Your small business needs an identity that your customers can easily repeat to other people interested in your services. This is your Brand Banner and it is one of the most powerful weapons in your marketing arsenal. After you’ve uncovered the who of your brand, the next step is determining where your Brand Banner is planted relative to the competition. Only then can you really bring in your People and Package resources to effectively market your Brand to prospects, and reinforce your brand position to your customers and your employees.
If you don’t know where your brand is positioned in relation to your competitors, then no matter how well-written and executed your marketing and promotion plans are they are apt to steer you and your time and your money and your labor in the wrong direction.

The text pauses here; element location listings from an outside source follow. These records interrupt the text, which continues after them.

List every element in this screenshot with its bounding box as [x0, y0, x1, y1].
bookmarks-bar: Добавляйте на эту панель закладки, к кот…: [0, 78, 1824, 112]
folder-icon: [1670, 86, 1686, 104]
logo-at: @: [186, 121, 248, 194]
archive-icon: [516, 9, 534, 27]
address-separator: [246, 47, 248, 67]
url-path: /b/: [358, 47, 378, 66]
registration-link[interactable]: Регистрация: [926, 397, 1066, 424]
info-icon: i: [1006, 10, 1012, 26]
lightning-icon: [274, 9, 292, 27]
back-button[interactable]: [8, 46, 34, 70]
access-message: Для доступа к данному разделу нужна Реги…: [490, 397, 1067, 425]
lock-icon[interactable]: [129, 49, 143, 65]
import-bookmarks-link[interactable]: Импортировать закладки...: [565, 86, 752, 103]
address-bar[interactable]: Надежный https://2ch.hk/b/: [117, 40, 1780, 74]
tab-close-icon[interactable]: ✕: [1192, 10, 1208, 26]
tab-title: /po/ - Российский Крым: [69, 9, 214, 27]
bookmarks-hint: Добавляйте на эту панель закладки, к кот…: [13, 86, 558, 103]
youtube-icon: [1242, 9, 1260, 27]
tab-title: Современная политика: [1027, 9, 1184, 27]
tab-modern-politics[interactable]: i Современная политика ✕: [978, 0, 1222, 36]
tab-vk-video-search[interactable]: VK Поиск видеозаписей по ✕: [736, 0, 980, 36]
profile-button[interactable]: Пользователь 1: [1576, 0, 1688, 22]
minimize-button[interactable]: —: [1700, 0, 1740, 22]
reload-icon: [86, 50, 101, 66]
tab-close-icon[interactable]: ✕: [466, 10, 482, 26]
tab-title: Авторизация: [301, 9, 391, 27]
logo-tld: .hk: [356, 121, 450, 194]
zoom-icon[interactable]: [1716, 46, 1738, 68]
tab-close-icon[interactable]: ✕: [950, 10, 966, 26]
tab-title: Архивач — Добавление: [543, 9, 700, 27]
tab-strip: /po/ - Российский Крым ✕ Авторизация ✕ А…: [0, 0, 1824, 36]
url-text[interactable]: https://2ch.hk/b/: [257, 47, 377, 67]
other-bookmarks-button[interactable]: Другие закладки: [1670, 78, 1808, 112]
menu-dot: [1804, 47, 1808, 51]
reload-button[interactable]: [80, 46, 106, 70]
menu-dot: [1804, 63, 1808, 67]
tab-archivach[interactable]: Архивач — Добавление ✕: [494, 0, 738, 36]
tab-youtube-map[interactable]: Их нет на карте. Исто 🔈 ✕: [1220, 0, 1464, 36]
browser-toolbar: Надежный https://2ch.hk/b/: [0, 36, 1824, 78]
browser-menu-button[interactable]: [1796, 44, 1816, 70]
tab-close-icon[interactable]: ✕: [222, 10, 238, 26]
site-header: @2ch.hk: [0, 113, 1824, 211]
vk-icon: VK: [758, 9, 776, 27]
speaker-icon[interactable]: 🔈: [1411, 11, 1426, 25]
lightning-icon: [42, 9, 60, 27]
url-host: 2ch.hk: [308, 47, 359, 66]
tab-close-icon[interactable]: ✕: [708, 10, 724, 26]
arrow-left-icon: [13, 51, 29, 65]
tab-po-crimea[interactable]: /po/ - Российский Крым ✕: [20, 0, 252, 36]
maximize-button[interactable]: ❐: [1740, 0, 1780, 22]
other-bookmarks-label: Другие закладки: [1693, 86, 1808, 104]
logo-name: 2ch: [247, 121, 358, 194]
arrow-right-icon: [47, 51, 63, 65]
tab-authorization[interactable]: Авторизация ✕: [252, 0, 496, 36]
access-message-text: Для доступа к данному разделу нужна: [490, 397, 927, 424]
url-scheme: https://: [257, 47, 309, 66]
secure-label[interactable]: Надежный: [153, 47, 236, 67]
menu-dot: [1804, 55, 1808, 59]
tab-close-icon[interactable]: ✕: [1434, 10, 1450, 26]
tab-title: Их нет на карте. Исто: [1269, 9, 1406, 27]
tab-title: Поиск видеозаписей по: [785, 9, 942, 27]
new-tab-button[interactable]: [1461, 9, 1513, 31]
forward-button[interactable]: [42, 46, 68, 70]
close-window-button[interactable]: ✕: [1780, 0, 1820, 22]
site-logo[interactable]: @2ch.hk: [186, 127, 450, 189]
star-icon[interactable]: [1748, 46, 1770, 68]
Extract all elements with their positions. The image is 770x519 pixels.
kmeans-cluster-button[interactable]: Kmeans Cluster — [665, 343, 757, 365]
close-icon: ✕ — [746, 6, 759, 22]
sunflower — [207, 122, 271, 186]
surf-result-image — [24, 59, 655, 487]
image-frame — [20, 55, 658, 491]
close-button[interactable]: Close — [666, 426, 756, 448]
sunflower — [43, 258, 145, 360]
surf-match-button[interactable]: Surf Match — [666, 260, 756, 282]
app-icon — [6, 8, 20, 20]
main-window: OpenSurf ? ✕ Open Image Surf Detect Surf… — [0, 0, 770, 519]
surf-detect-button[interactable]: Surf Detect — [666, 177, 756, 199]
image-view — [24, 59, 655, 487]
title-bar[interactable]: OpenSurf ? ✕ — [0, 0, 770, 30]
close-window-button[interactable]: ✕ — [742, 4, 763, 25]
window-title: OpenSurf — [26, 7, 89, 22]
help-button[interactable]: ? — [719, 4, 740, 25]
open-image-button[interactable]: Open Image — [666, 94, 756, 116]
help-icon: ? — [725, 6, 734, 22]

If that’s the case, at least your competitors will be happy.
Often, marketers talk about how to “position” their product or service as if they are mind-controllers who actually determine where inside her brain a prospective customer will shelve the company’s brand. But this is one magic trick not easily pulled off; and there’s a vital point to remember for the small business owner.
Let’s imagine our marketing efforts are analogous to a person on a lake in a boat. Our brand is our boat. If we had a motorboat and were out on that lake, then we could just point our boat toward a point on shore of our choosing, thrust the throttles full ahead and–because we are under our own power–we’d head exactly in that direction.
But unfortunately we marketers don’t have a motorboat. We’re crewing a sailboat. Our small company’s brand is powered by the winds of people perception. One obvious wind is the picture of our brand held by the decision-maker(s) who have the power to actually buy our product. But often overlooked by companies, large and small, are the gusts provided by our referral sources; both customers and employees. A successful marketer must learn to tack with different winds in order to arrive at her destination–the safe shore of a sale.
Ever see a big company waste millions of dollars on advertising, trying to shove their position into a customer’s mind? Think of all the money the dot-coms spent a few years ago, trying to do just that. Well-paid executives with millions of dollars in ad budget mistakenly thought they were driving motorboats. Most sunk, because they didn’t learn that you can’t just buy your way into a person’s mind.
Of course both your People and your Package components will need to be brought into play to support your Brand’s position, but first it is absolutely critical to understand where that position is. The good news is that most of your competitors probably don’t know where their brand is in relation to you and their other competitors.
The bad news is that this state won’t last. An existing competitor will become a smarter marketer, or a new player with a deep knowledge of their brand’s place will enter the arena. Either way, it’s pressing for you to understand where your small company’s brand is at, now.